Performance of selected effectors in the EGFR granule assay and EGFR kinase assay. Dose response curves in the EGFR granule assay of the EGFR inhibitors PD 153035 (•) and gefitinib (○) (calculated IC₅₀ values: PD 153035 2.2±0.9 nM, gefitinib 19±5.2 nM) (A) and of the identified fluorescent compounds quinacrine (•) and sunitinib (○) (calculated apparent EC₅₀ values: quinacrine 150±32 nM, sunitinib 2600±270 nM) (B). Dose–response curves in the EGFR kinase assay of the EGFR inhibitors PD 153035 (•) and gefitinib (○) following 10-min pre-incubation of the compound with the enzyme (calculated IC₅₀ values: PD 153035 6.7±1.4 nM, gefitinib 10.8±2.0 nM) (C) or 60 min (calculated IC₅₀ values: PD 153035 5.1±0.8 nM, gefitinib 10±0.4 nM) (D). Dose–response curves were fitted using logistic four parameter sigmoid regressions to calculate IC₅₀ and EC₅₀ values. Data from one representative experiment is presented for dose response in the EGFR granule assay and each data point corresponds to the mean of duplicates for data from the EGFR kinase assay (n=2). The standard error corresponds to the standard error of the regression. (E) Performance in the EGFR kinase assay of the reported EGFR inhibitors PD 153035, gefitinib, erbstatin analog, and lavendustin A as well as the fluorescent compounds quinacrine and sunitinib at 10 μM in 1% DMSO (v/v), following 10 or 60 min of pre-incubation with the enzyme.

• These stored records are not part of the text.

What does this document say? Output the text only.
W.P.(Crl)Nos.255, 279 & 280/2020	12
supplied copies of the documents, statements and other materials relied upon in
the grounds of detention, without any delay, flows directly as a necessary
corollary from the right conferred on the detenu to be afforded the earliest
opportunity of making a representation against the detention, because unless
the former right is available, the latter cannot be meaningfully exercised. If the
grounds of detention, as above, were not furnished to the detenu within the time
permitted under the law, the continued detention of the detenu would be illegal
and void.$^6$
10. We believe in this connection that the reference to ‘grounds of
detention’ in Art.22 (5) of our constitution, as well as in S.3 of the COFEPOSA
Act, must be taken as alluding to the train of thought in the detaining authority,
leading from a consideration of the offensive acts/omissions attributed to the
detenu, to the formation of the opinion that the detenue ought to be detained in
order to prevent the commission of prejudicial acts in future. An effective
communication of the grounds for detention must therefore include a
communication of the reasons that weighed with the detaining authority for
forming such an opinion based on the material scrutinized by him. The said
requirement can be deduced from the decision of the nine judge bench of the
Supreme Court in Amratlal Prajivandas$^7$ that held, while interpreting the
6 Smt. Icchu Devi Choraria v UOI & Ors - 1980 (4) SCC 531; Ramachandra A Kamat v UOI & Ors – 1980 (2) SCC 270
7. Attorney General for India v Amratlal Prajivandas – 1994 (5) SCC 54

The data presented are means±standard deviation of duplicate wells (n=2).

Fig. 6.

Images of A549-EGFRB cells treated with selected compounds (A) INCA2000 imaging at 20× objective magnification of A549-EGFRB cells treated with 1% DMSO (v/v) control in absence or presence of 500 nM EGF stimulation for 70 min, and after EGF stimulation following pretreatment in 1% DMSO (v/v) with 1 μM gefitinib, 1 μM PD 153035, 10 μM erbstatin analog, or 10 μM lavendustin A. Overlay of blue channel: Hoechst staining of nuclei; green channel: EGFR biosensor (GFP). (B) INCA2000 imaging in the green channel: EGFR biosensor (GFP) at 20× objective magnification of A549-EGFRB cells treated with 1 μM quinacrine and 10 μM sunitinib in 1% DMSO (v/v) after 500 nM EGF stimulation for 70 min. Original images are compared to images acquired several weeks after the original imaging. Re-imaged fields of view may not be identical to those originally imaged but are representative of the whole well.